Chroniques du morne Karaté
Chroniques du morne Karaté

Et puis derme ! (Alo lanmed ak koulè nou yo !)

Je marche en direction de la station de bus du Portail Léogane. Nous sommes en pleine coupe du monde 98 et dans Port-au-Prince le bicolore fait pâle figure devant l'invasion de drapeaux jaunes et verts. Les bouches n'en ont que pour la seleçao, les yeux pour le dégradé des icônes brésiliennes.

Je suis maintenant devant la station, mais une voiture s'arrête à ma hauteur. On m'appelle, des Jacméliens, je monte.

Le boulevard Dessalines traversé, nous arrivons sur le Bicentenaire, direction Carrefour. Vous suivez ?

Je suis assis derrière.

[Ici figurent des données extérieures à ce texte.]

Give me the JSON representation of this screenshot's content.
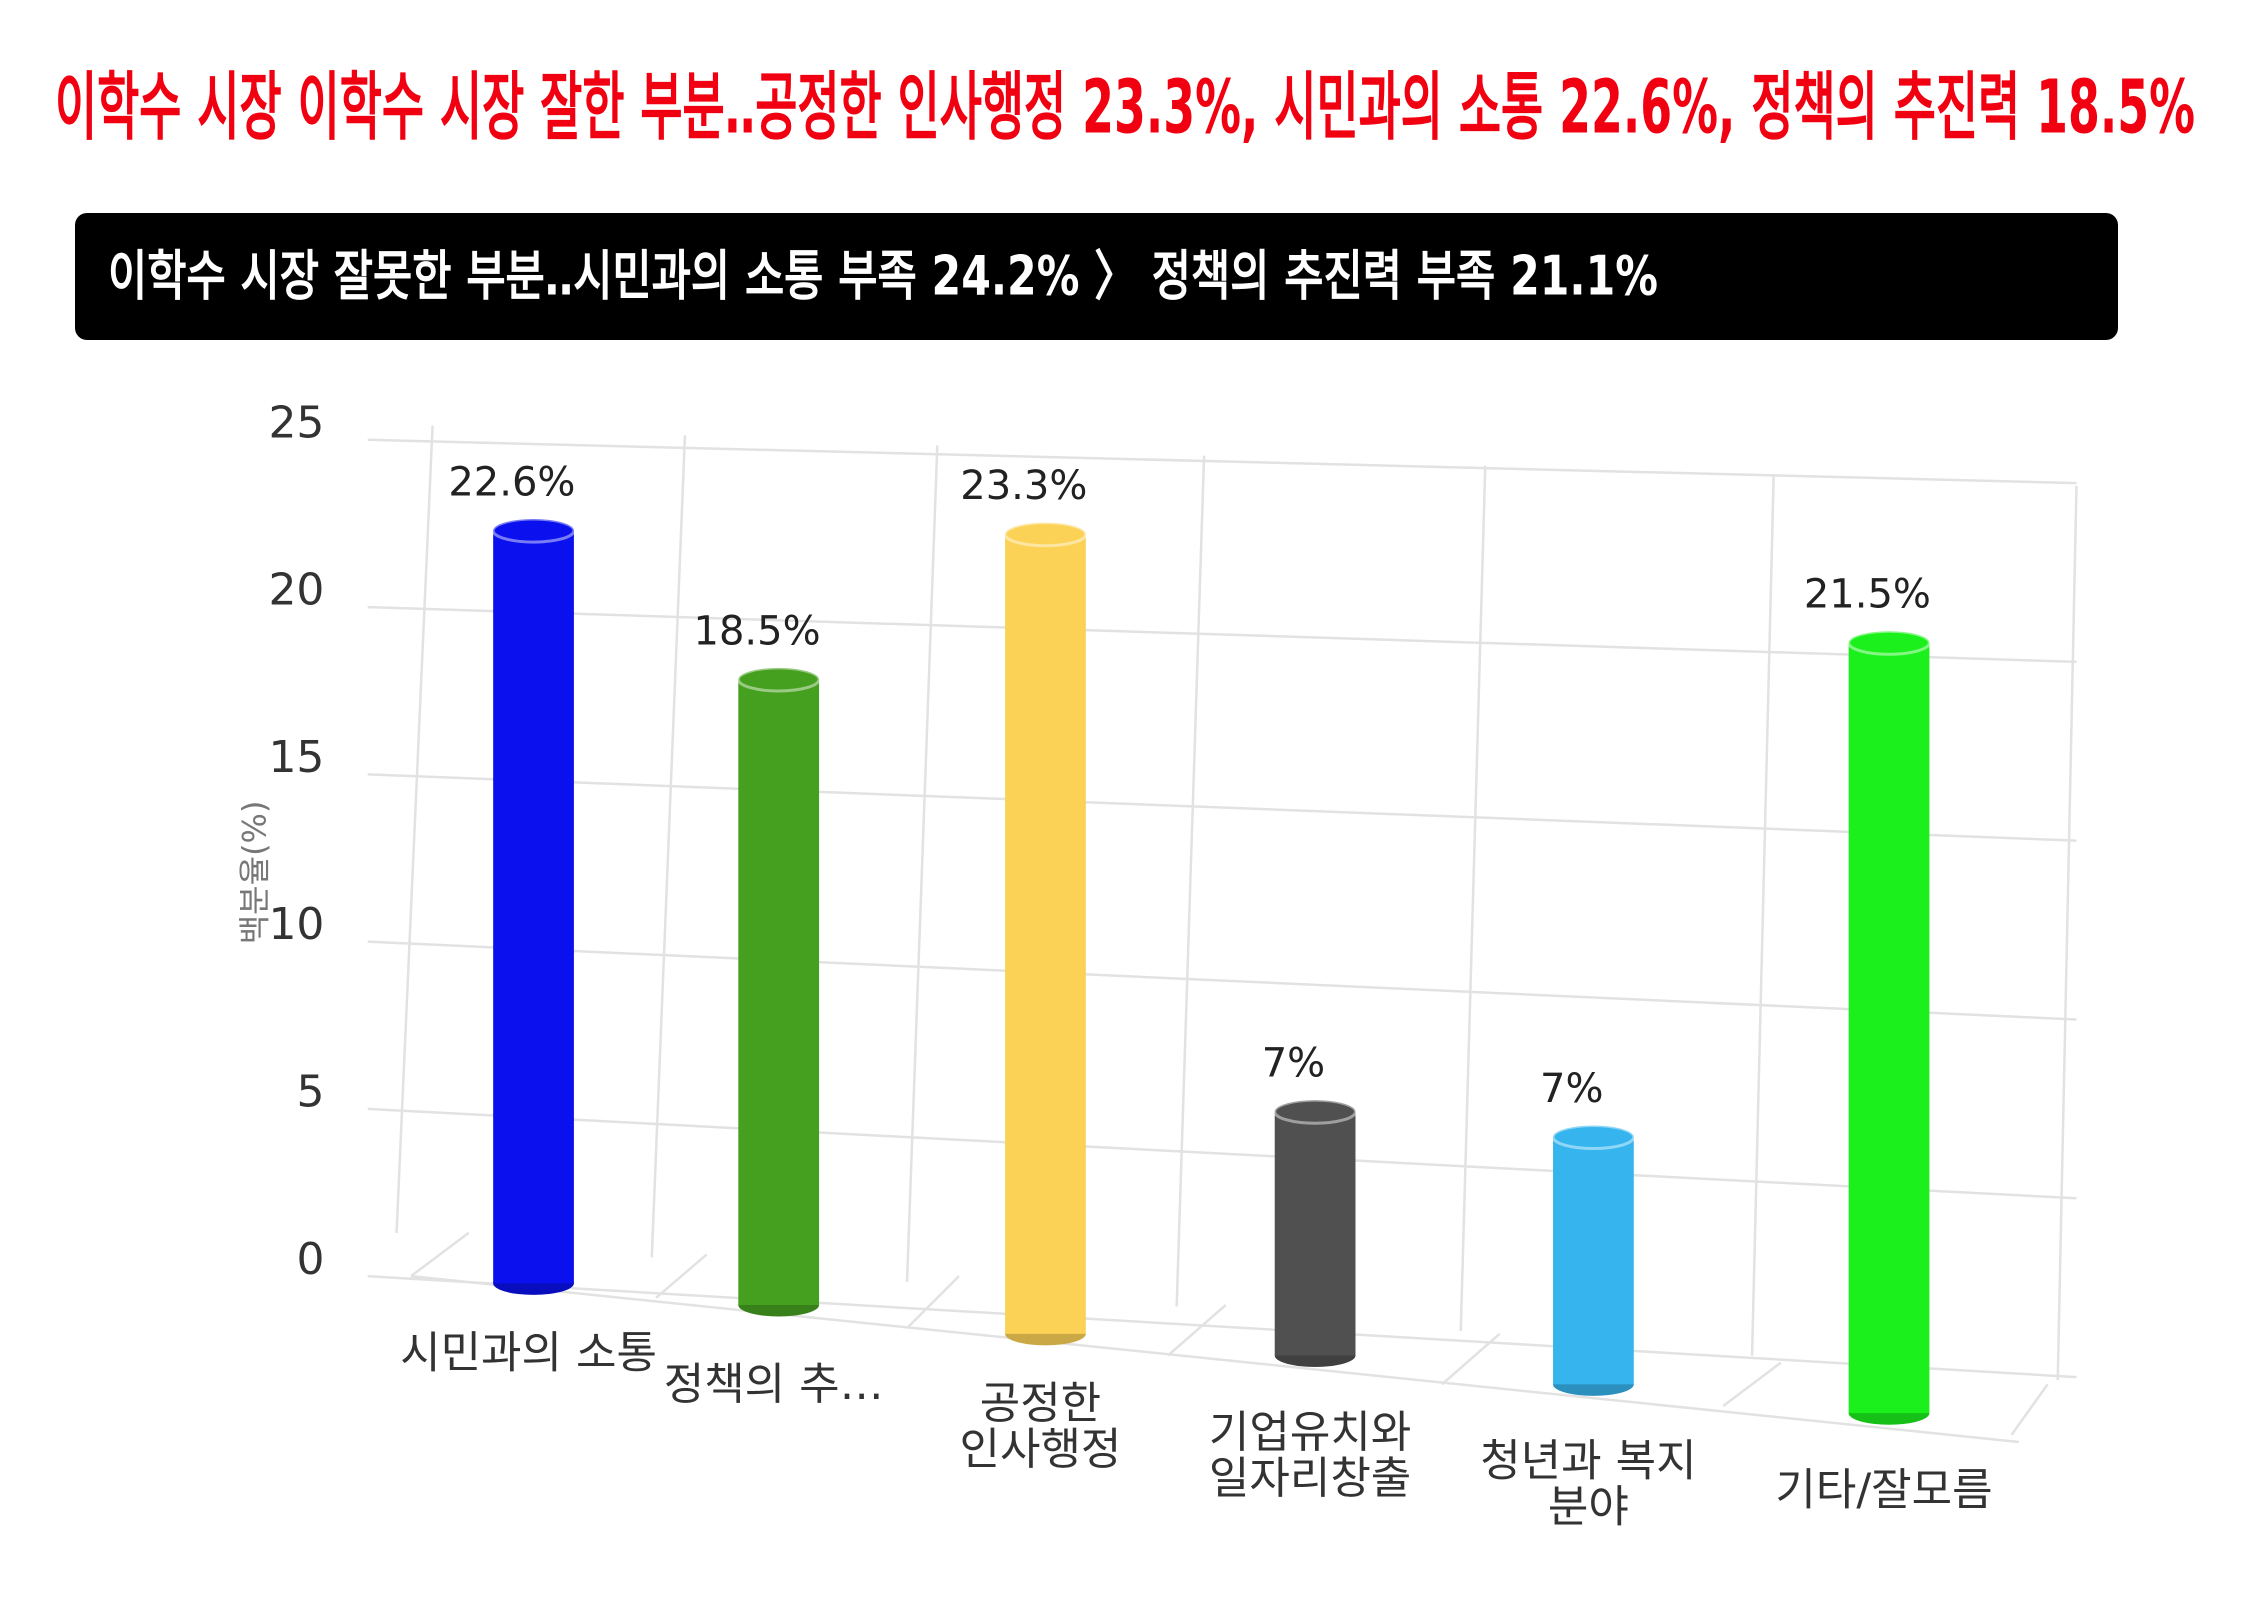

Les bouchons commencent, les vitres sont ouvertes. Sur le trottoir, une femme me fixe. Du siège avant, un gars me désigne et dit : « C'est Laurent Blanc ! » Je ris. Les Blancs se ressemblent tous, mais on a plutôt tendance, ces derniers temps, à me trouver des airs de Youri Djorkaeff. « Blanc », un mot par lequel je suis souvent interpellé, ambigu en créole, qui désigne autant sinon davantage l'origine étrangère que la couleur. Sur un mur, le portrait de Ronaldo. Lui, gamin en Haïti, aurait été appelé « ti blan ».

Carrefour. Chaos et poussière, où je vois pourtant quelque chose comme un tableau de Brueghel, avec des couleurs plus vives. J'aime ce pays. Même si l'histoire reste à inventer, je m'imagine octavon. Ou hexadécavon. Si les Noirs et les Blancs existent bien, alors il faut aussi que les fractions de négritude et d'albitude soient une réalité. A l'infini. Petit problème : si un octavon fait un rejeton à une trente-deuxavone, qu'est-ce que ça donne ?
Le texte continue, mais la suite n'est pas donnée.